Tuesday, May 5, 2009

My cup boileth over...

I've been staring at this screen for a good 5 minutes already. NOTHING SEEMS FUNNY ENOUGH TO POST!

I'm all emo and tired. I just wanna rip off these stupid work clothes and go start a revolution from my bed. The quit-your-job-and-sleep-all-day revolution. But I haven't decided if I wanna stay home or go to trivia tonite. I know once I'm down to the undies, nothing can get me re-dressed. I don't do that shit. Once I'm undressed, outside time is over...NO EXCEPTIONS! The only thing harder than trying to put on a bra that doesn't really fit is trying to put on a sweaty bra that doesn't really fit. Also known as sausage casing.

It's cinco de Mayo. I feel like I wanna go have some tacos and a margarita but it's 400 degrees outside so who the fuck is in the mood for hot sauce and tequila? DAMN YOU VEGAS SUN! We had a potluck at work but luckily those people can't cook for shit and everything was super gringo, so I didn't eat much. I'm a mexican food elitist thanks to my Texas roots. This California shit ain't cuttin' it. Which is probably for the best, because the last thing I need right now is more temptation.

T-minus 27 days to San Fran and so far my plan to EAT BETTER AND WALK EVERY DAY is still yet to get off the ground. It's not like I think I'm gonna lose a hundred pounds in a month but I wanna build up some walking tolerance so I'm not like gasping for air after walking a couple freakin blocks. Embarrassing! I'll try to get on that shit soon. I envisioned me and Jeff going on long walks every night like everything was just gonna magically change once we got this new apartment. It didn't! That sucked.

He's got a boil on his leg and he never shuts up about it. Anytime I ask him to do something, he just points to his crotch area which normally means "Blow me." but lately means "THE BOIL!"

"Babe, can you..."
(FURIOUS POINT TO CROTCHAL AREA)
"Ugh...forget it."

Personally, I think he's milking it. Ew, milking a boil. Sounds gross. Worst.Porn.Ever.

Boil is a stupid word. Like moist. And womb.

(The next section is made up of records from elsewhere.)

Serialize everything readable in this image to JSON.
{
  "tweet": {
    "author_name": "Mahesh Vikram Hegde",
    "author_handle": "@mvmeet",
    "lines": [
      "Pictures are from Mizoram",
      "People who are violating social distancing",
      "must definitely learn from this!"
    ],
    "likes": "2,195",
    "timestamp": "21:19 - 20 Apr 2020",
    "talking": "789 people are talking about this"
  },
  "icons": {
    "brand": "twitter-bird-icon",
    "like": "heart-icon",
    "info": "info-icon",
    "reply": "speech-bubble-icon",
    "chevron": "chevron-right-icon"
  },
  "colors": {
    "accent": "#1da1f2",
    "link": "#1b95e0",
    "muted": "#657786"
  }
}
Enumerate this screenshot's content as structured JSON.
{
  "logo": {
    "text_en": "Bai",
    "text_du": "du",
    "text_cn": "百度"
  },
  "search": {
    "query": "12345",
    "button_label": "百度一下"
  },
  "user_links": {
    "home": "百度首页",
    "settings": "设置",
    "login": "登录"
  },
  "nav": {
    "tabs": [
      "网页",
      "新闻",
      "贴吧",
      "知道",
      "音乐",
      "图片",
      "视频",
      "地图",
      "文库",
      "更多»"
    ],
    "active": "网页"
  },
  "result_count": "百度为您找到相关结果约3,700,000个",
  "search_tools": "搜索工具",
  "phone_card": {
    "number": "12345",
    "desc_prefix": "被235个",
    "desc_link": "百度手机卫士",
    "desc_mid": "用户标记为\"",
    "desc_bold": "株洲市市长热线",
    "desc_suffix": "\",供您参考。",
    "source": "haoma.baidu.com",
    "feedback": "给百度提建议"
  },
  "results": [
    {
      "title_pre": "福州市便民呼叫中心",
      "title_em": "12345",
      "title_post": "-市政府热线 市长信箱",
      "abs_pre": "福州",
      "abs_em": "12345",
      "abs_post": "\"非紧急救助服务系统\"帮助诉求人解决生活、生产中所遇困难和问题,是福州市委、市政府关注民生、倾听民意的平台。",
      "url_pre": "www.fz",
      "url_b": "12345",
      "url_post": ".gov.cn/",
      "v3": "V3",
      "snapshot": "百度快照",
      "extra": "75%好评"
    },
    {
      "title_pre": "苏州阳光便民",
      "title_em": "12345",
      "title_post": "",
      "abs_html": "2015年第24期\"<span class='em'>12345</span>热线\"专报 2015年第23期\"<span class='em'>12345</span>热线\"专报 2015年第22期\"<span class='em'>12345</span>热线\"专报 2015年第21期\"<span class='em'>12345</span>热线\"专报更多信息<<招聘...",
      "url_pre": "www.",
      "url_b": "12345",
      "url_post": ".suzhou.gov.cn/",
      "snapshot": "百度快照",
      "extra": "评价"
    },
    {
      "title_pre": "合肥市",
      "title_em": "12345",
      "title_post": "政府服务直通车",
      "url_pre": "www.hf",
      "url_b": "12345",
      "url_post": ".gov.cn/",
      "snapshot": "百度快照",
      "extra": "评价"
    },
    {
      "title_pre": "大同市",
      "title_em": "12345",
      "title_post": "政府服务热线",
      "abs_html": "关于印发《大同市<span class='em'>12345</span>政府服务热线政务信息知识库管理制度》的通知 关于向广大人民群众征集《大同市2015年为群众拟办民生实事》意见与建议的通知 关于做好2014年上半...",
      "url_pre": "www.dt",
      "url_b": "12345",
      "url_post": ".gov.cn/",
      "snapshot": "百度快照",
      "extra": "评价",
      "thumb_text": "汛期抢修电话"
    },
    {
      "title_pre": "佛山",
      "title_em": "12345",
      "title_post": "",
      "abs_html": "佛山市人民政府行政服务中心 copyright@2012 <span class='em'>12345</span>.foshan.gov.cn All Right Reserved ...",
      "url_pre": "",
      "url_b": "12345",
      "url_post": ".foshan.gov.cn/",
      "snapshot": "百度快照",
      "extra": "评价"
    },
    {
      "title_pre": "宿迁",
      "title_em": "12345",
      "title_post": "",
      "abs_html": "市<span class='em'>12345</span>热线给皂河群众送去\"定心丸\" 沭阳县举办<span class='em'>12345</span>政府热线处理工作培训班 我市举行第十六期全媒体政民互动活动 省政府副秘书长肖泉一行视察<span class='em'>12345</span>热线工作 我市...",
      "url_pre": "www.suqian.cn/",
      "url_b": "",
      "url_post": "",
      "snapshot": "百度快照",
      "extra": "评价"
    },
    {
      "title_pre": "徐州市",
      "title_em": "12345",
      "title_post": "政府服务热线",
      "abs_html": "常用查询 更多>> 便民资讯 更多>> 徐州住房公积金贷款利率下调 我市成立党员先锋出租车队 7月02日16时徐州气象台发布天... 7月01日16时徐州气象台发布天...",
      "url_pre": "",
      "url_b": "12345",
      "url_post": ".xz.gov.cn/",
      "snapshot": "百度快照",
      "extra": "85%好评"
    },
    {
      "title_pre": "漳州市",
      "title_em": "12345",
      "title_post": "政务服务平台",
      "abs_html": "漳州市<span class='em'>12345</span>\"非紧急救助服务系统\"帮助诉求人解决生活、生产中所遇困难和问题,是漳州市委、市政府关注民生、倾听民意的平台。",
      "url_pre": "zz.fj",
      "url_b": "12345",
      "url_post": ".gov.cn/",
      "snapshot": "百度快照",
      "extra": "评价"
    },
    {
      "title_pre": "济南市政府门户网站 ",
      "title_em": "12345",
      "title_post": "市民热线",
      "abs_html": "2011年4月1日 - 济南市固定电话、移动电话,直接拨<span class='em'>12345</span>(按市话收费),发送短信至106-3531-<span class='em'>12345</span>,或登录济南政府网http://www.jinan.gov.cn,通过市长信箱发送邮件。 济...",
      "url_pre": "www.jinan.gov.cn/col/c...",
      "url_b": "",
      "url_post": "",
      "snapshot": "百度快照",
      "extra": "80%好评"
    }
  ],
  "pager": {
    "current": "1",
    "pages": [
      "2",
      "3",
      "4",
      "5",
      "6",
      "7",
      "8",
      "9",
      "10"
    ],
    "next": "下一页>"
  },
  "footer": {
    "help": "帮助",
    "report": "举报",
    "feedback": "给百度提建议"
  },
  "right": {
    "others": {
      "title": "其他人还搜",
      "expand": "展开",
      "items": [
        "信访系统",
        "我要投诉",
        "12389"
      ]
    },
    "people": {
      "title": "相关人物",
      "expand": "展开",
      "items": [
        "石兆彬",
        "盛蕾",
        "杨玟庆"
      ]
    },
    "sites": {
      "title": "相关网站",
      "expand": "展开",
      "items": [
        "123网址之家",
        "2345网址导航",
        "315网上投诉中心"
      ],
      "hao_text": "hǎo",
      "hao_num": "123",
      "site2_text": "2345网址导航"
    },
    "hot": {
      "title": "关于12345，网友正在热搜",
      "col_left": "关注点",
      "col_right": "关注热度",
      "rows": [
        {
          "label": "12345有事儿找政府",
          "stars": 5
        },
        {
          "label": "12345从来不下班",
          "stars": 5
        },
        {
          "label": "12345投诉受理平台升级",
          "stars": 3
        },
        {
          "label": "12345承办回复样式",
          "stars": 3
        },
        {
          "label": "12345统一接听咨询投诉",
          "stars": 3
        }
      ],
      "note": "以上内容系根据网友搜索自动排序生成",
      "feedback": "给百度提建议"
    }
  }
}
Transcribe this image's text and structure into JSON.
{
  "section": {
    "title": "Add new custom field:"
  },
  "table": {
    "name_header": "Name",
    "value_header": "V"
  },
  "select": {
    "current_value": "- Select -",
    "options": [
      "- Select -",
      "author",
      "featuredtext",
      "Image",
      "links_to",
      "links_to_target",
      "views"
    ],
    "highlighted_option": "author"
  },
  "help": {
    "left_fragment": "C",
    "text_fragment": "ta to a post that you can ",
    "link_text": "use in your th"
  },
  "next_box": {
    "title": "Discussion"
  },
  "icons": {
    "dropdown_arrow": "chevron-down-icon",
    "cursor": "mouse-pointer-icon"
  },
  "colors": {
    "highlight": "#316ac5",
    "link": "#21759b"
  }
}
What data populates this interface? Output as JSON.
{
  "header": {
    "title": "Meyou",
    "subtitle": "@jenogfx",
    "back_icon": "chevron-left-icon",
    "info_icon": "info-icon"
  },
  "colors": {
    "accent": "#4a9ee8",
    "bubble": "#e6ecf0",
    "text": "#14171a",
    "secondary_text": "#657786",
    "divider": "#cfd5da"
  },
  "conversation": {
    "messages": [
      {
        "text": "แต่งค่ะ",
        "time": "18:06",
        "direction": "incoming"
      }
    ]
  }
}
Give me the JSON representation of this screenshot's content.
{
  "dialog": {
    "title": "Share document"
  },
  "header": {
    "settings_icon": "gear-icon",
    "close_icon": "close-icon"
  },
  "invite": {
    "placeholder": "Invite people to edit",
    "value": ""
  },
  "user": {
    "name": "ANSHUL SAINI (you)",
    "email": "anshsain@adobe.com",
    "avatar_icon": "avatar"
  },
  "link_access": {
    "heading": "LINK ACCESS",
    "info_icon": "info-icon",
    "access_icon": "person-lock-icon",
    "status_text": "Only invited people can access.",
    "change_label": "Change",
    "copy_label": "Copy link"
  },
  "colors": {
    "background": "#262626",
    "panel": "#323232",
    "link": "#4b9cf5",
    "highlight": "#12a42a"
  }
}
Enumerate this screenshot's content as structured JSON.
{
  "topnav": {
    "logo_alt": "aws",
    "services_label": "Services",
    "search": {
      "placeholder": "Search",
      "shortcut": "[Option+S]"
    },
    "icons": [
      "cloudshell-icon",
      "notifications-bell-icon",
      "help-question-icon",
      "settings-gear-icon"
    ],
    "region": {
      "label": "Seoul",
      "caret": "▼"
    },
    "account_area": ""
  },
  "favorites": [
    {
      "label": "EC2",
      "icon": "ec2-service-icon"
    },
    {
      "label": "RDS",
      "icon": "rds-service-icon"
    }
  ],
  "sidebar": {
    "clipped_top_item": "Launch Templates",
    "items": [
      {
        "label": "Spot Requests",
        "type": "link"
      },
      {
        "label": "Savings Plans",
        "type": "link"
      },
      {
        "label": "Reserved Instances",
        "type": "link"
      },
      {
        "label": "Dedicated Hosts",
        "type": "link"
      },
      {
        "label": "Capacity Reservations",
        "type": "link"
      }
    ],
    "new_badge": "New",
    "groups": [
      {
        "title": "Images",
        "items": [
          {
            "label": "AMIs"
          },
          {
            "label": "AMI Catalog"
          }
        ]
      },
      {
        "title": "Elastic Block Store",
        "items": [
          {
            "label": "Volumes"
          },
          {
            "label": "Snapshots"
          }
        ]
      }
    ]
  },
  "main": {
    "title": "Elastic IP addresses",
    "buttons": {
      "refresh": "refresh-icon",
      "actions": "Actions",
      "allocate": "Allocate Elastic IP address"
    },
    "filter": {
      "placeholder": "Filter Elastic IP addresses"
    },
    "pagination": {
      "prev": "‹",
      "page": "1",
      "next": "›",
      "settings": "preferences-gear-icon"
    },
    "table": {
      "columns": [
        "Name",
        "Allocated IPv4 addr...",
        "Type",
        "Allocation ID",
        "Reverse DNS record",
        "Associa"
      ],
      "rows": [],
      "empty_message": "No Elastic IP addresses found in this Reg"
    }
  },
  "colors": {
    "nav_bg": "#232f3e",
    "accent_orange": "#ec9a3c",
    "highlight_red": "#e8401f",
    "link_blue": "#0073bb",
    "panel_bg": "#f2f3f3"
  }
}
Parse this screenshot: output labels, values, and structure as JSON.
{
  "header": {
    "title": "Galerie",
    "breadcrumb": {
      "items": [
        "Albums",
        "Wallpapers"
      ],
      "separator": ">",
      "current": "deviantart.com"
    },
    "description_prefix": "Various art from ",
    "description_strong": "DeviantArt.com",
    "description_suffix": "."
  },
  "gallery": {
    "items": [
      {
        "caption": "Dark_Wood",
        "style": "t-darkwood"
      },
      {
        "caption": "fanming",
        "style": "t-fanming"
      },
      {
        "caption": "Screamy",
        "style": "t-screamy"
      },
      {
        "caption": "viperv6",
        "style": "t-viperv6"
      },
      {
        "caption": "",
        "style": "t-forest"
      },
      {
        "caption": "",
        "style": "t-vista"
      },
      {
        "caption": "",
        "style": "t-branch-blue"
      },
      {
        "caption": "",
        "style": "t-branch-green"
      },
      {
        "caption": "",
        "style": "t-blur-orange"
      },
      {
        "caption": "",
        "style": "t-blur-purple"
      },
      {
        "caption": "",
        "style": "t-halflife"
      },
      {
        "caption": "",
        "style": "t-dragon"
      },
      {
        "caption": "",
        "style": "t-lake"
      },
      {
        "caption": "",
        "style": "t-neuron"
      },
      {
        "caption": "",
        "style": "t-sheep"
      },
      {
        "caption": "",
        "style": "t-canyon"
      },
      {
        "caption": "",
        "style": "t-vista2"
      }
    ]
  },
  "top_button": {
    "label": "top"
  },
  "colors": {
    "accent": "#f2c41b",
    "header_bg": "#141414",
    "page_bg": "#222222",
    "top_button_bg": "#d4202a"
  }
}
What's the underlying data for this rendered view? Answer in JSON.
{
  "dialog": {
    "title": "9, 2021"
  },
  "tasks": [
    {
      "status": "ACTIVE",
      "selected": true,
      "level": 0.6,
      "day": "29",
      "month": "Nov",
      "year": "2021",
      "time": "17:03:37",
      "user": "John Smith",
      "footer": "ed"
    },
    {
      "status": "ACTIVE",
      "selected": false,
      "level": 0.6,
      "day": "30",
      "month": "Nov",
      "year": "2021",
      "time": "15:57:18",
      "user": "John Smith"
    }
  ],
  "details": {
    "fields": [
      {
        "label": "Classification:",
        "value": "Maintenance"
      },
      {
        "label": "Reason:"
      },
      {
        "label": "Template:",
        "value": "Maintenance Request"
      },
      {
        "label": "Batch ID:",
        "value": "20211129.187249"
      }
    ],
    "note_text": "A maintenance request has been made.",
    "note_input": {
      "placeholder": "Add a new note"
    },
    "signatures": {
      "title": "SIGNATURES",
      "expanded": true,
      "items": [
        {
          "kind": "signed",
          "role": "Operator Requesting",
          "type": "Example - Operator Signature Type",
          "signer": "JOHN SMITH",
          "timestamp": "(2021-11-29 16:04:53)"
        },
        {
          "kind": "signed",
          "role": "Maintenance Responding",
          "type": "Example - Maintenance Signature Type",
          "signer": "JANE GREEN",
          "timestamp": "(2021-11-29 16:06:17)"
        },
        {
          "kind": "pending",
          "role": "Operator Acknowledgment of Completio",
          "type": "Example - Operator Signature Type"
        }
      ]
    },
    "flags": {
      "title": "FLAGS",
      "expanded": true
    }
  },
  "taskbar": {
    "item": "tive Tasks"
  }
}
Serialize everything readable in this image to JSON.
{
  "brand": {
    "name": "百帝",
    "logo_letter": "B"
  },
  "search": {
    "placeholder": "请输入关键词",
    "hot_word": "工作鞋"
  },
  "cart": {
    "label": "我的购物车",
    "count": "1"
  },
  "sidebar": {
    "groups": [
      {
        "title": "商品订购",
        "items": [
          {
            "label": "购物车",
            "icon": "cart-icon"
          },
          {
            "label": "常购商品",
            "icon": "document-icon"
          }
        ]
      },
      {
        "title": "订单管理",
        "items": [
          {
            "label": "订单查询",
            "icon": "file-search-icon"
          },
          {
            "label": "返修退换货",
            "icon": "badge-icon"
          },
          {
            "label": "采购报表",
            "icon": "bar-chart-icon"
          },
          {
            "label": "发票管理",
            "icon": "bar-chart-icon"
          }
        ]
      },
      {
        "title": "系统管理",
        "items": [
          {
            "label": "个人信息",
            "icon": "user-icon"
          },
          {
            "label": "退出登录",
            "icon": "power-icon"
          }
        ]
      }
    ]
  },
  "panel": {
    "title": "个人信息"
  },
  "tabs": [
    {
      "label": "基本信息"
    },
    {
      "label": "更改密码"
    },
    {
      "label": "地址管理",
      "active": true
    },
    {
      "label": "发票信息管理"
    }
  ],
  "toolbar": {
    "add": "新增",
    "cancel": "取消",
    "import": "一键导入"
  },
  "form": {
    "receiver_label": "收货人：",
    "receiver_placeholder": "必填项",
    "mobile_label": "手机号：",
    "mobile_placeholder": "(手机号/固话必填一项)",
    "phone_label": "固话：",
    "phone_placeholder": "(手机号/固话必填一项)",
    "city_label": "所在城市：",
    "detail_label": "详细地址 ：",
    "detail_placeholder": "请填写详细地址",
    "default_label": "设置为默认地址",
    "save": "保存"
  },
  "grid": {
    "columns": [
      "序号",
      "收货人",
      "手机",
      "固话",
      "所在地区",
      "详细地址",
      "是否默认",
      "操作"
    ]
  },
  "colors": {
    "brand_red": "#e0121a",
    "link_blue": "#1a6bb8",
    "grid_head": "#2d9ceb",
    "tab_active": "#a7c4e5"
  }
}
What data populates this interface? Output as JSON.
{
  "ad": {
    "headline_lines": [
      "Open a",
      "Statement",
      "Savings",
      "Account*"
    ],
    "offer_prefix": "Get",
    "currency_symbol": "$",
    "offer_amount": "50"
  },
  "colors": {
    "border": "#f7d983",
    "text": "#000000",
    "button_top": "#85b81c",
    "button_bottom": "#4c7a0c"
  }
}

Haha, this is a gross post. Sorry dudez. I got nothin!

11 comments:

Dina said...

milking a boil...

I'm gonna go barf now.

*Kristine* said...

Well.... I uh. yeah.

big_mummy said...

milking the boil?? i think i just threw up in my mouth. seriously boil alone is by far one of the most gross words, there is this tv programme here and someone had a boil on her... va-jj, eek. and when they described boils for those who didnt know they helpfully captured "a boil is basiclly a deep core of pus" *gag

Laurie (TheSafestScents.com) said...

hahaha men usually can't handle much of anything, so I'm sure you're used to it!

Saw that you dropped by my blog.. thanks! Looking forward to reading all about you! :)

Venom said...

And they say women are the weaker sex - not. True.

Thanks for stopping by Venom, Secrets, & Lies!

A Daunting Tale of Scale Warfare said...

Seriously what is up with men and their low pain tolerances!

arielcircleofnine said...

LMAO @ Anytime I ask him to do something, he just points to his crotch area which normally means "Blow me." but lately means "THE BOIL!"

Unknown said...

pppsst come check out my blog I picked ya! :) tj

Chris H said...

Morning Tricia... I'm not going to ask how you found me.... I can see from your followers a couple I know!
*smiles*
I agree, being fat sucks hugely! Only thing to do is drop some of the weight eh? Easier said than done, but it is possible, I HAVE done it, and will do it again! Only half as much to lose this time!
I see you moved recently, that sucks too! We moved here from another town 9 hours away last September, it was horrendous! But, once you are settled it's all good.
Hope you have a great day... and thanks for visiting me blog!

wildfluffysheep said...

lol. you never fail to make me crease up.
good luck with losing some poundage for the trip.

lol @ some of the comments

timeformetofly said...

So true that men can't even handle an overblown pimple! But at least you are getting a "blow me" reprieve for a bit, LOL!